Cole Bryant: No but — okay, imagine a clinical informatics team at a mid-size cancer center. They see the OncoAgents data, 3,804 patients, they want it. And the seven-principle framework is sitting right there. Does the governance actually keep pace with how fast agent fleets are being deployed right now?

Jonathan Ingles: That's the structural question. And the honest answer is: in oncology, maybe. Because the liability forces the discipline. In every other domain, the fleet ships before the framework catches up. That gap is what to watch.

Cole Bryant: That gap is what I keep — I mean, I can't figure out whether the 95% failure rate eventually forces a reckoning or whether Microsoft Azure AI Foundry, AWS Bedrock AgentCore, Google Vertex AI, all of them, just... price it in. Because those platforms make money on agent volume. More agents, more compute, more routing calls. The failure rate is almost — it's almost neutral to them financially?

Jonathan Ingles: That's the whole thing. Orange's outcome-first model is a direct threat to that business. Fewer agents, fewer API calls, less revenue for the orchestration layer. The incentive to let it spread simply doesn't exist for the platforms that dominate deployment.

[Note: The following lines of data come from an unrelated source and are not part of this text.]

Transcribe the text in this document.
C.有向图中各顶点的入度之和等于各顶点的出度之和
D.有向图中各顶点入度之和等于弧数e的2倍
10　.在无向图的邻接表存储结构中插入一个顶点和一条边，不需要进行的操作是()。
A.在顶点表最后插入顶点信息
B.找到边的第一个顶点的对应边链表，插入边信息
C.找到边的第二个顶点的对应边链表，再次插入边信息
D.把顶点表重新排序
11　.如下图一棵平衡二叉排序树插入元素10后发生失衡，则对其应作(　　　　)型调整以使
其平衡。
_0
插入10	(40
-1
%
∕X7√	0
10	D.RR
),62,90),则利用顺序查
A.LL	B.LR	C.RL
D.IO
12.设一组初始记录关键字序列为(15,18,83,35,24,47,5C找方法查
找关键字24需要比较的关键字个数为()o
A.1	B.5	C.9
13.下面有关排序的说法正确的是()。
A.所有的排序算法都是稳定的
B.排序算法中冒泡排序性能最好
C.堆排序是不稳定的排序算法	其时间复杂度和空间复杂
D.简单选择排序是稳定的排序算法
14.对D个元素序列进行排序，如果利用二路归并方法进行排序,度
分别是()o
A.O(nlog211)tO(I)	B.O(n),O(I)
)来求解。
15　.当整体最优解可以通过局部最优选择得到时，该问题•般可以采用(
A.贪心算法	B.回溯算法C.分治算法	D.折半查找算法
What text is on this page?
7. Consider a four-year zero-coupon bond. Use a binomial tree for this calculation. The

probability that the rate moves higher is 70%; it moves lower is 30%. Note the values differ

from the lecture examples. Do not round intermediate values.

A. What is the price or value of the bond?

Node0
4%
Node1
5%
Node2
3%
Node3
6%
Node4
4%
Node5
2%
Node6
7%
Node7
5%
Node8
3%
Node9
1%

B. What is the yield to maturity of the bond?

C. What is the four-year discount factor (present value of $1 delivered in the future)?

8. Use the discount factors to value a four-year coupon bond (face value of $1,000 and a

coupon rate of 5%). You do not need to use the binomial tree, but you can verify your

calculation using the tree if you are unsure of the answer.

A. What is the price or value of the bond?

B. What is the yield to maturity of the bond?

It's not a conspiracy. It's just math.

Cole Bryant: So the question I'm left with — and I genuinely don't know the answer — is whether any customer failure rate is high enough to change that math. Like, does 95% ever become the number that breaks the model? Or does it just become the expected cost of shipping fast?

Jonathan Ingles: I don't know. And I think that's the honest place to leave it.

Cole Bryant: Good talk, bro. I mean that — genuinely useful to think through.